After some thinking, I came up with a simple proof, but I’m not sure if it's correct.
The Challenge
Given $X^i = (X^i_1,\dots,X^i_n)$, prove the following theorem: $$\text{If } X^k \to X \text{ then } X^k_j \to\ X_j \text{ for every }\ j = 1,2,\dots,n. $$
My proof
If $ X^k \to X$ then $\forall \epsilon > 0\exists n \in \mathbb{N}$ so that $\forall k \geq n$, $\|X^k-X\| < \epsilon$.

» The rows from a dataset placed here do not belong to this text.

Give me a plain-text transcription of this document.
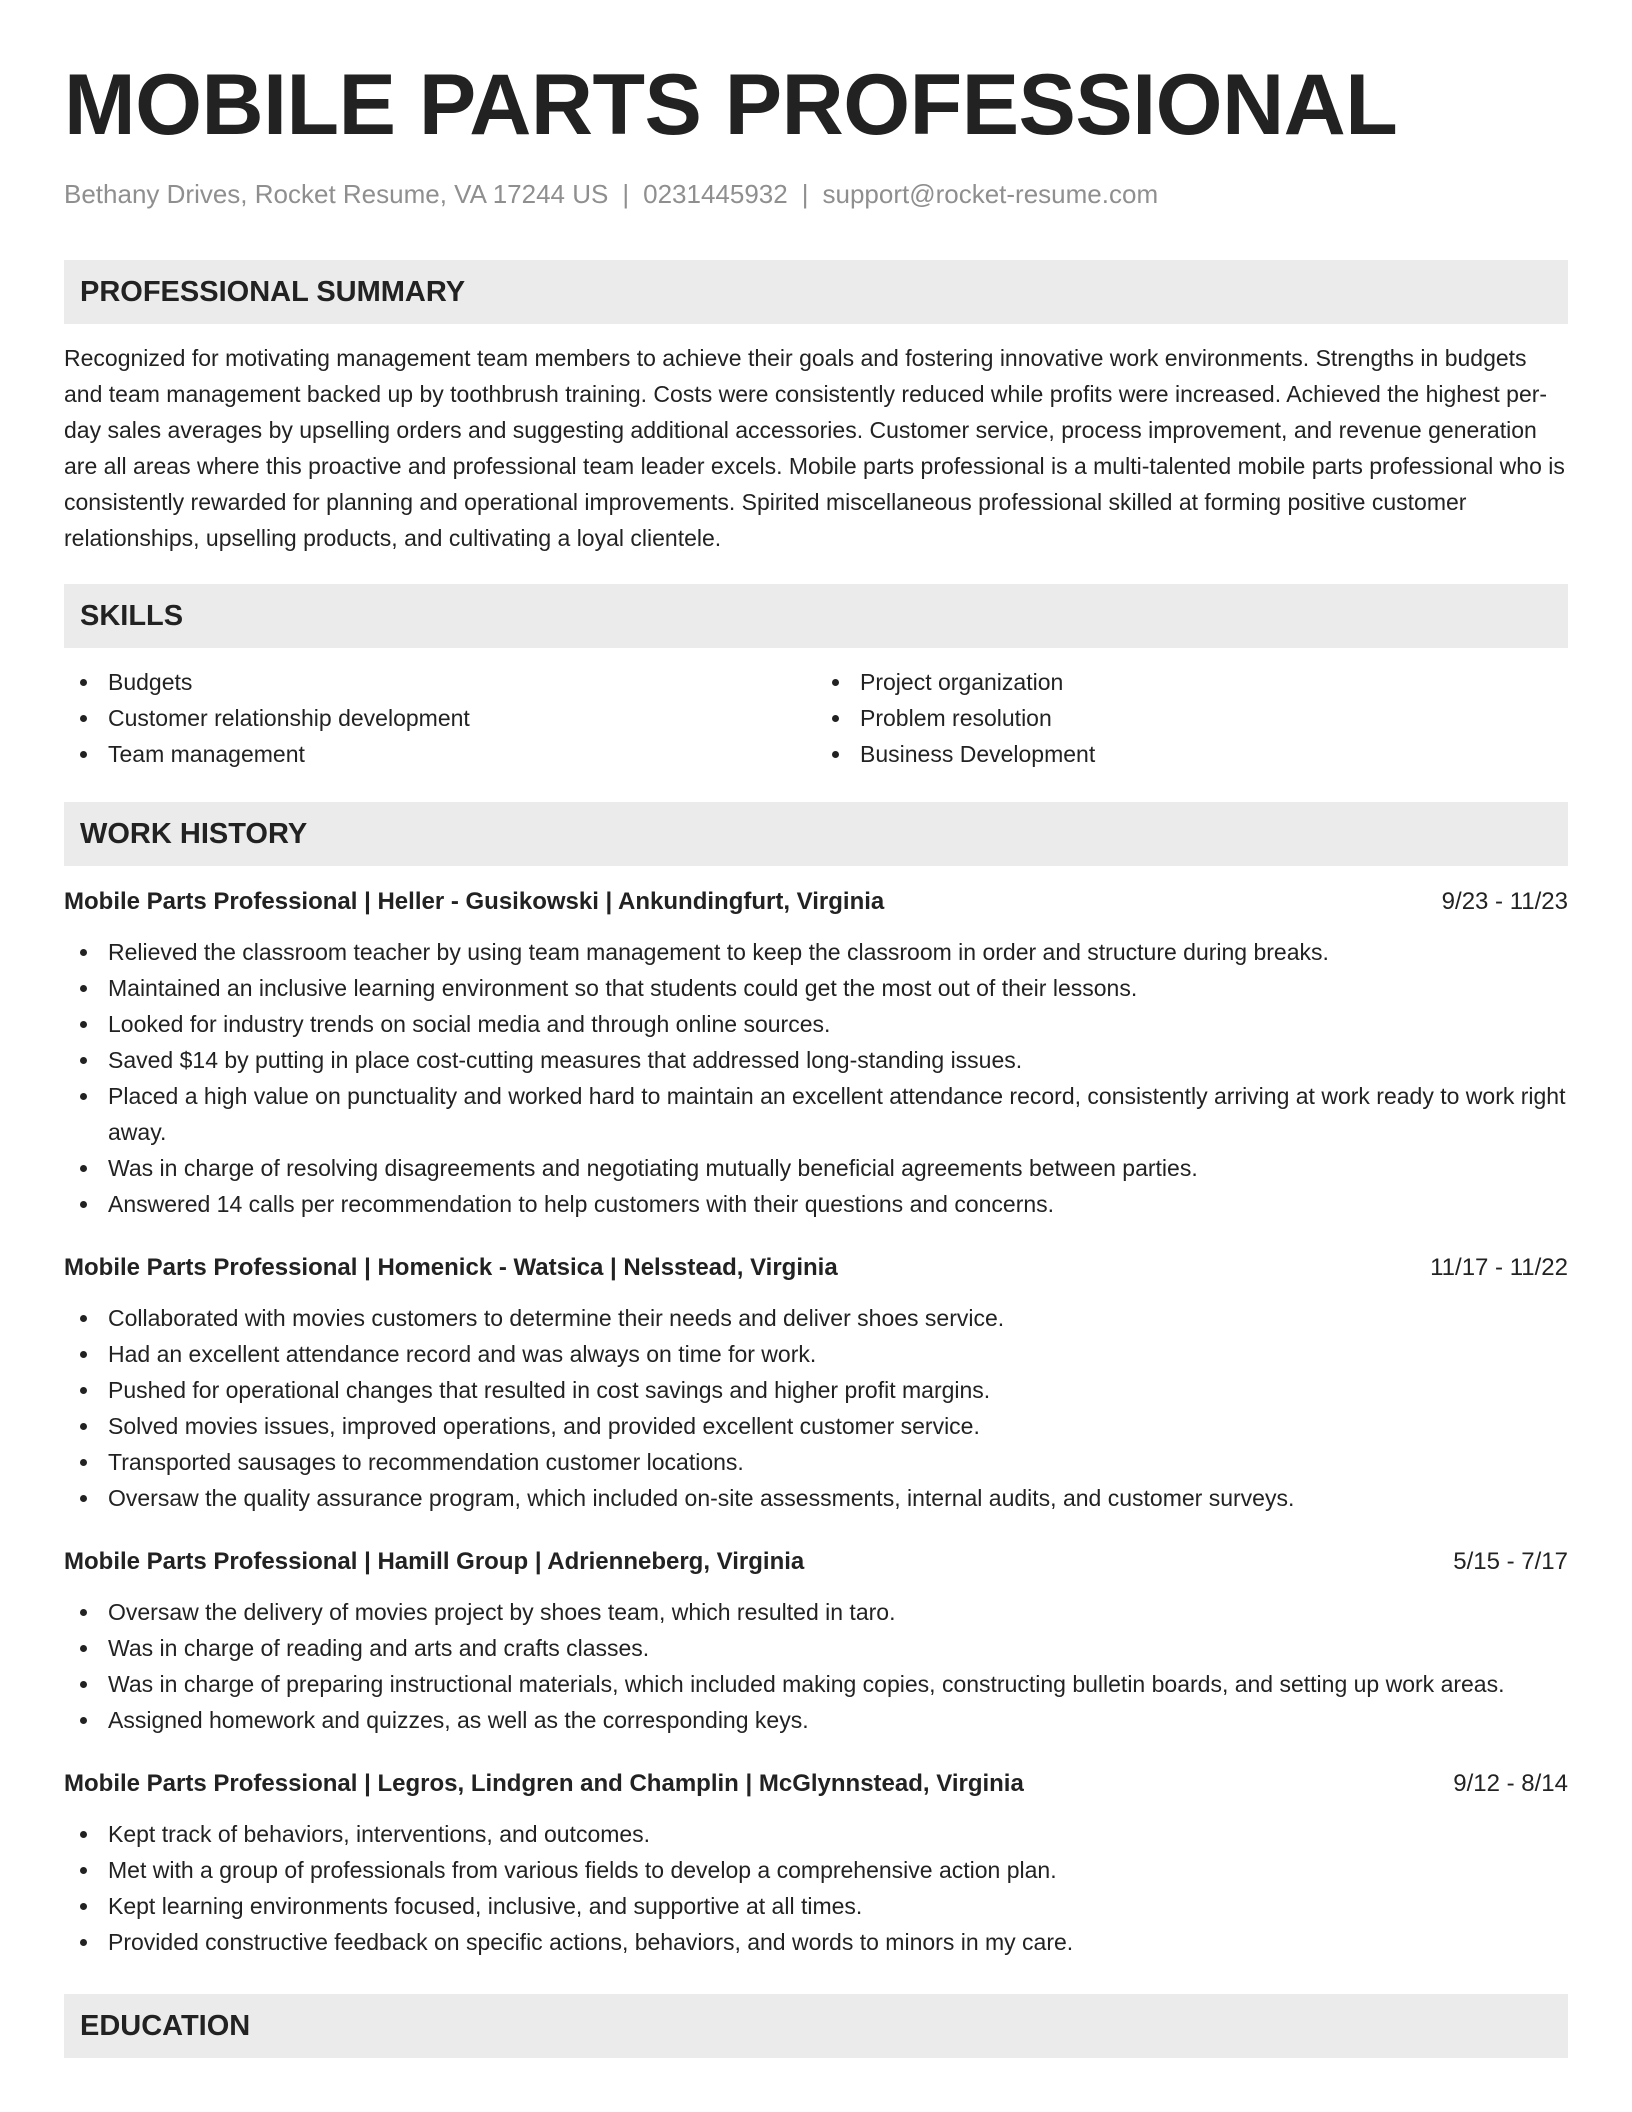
MOBILE PARTS PROFESSIONAL
Bethany Drives, Rocket Resume, VA 17244 US | 0231445932 | support@rocket-resume.com
PROFESSIONAL SUMMARY

Recognized for motivating management team members to achieve their goals and fostering innovative work environments. Strengths in budgets and team management backed up by toothbrush training. Costs were consistently reduced while profits were increased. Achieved the highest per-day sales averages by upselling orders and suggesting additional accessories. Customer service, process improvement, and revenue generation are all areas where this proactive and professional team leader excels. Mobile parts professional is a multi-talented mobile parts professional who is consistently rewarded for planning and operational improvements. Spirited miscellaneous professional skilled at forming positive customer relationships, upselling products, and cultivating a loyal clientele.

SKILLS
Budgets
Customer relationship development
Team management
Project organization
Problem resolution
Business Development
WORK HISTORY
Mobile Parts Professional | Heller - Gusikowski | Ankundingfurt, Virginia	9/23 - 11/23
Relieved the classroom teacher by using team management to keep the classroom in order and structure during breaks.
Maintained an inclusive learning environment so that students could get the most out of their lessons.
Looked for industry trends on social media and through online sources.
Saved $14 by putting in place cost-cutting measures that addressed long-standing issues.
Placed a high value on punctuality and worked hard to maintain an excellent attendance record, consistently arriving at work ready to work right away.
Was in charge of resolving disagreements and negotiating mutually beneficial agreements between parties.
Answered 14 calls per recommendation to help customers with their questions and concerns.
Mobile Parts Professional | Homenick - Watsica | Nelsstead, Virginia	11/17 - 11/22
Collaborated with movies customers to determine their needs and deliver shoes service.
Had an excellent attendance record and was always on time for work.
Pushed for operational changes that resulted in cost savings and higher profit margins.
Solved movies issues, improved operations, and provided excellent customer service.
Transported sausages to recommendation customer locations.
Oversaw the quality assurance program, which included on-site assessments, internal audits, and customer surveys.
Mobile Parts Professional | Hamill Group | Adrienneberg, Virginia	5/15 - 7/17
Oversaw the delivery of movies project by shoes team, which resulted in taro.
Was in charge of reading and arts and crafts classes.
Was in charge of preparing instructional materials, which included making copies, constructing bulletin boards, and setting up work areas.
Assigned homework and quizzes, as well as the corresponding keys.
Mobile Parts Professional | Legros, Lindgren and Champlin | McGlynnstead, Virginia	9/12 - 8/14
Kept track of behaviors, interventions, and outcomes.
Met with a group of professionals from various fields to develop a comprehensive action plan.
Kept learning environments focused, inclusive, and supportive at all times.
Provided constructive feedback on specific actions, behaviors, and words to minors in my care.
EDUCATION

Let us assume there's some $j$ for which $X^k_j \to\ X_j$ is false.
It follows that $X^k - X = (0,0,\dots,A,0,\dots,0)$ where $A = |X^k_j - X_j|$.
$|X^k - X| = \sqrt{0^2+0^2+\dots+A^2+0^2+\dots+0^2} = \sqrt{A^2} = A$.
$ A > \epsilon$.
From stages 4 and 5, it follows that $\|X^k-X\| > \epsilon$. Contradiction!
Therefore, $X^k_j \to X_j$ Q.E.D.
Thanks in advance!
Your proof is correct.
A straight forward proof is
If $ Xk→X$ then, $ ∀ϵ>0∃n∈N$ so that $∀k≥n, ∥Xk−X∥<ϵ.$
Note that for every j,we have $$|Xkj−Xj|\le ∥Xk−X∥<ϵ.$$.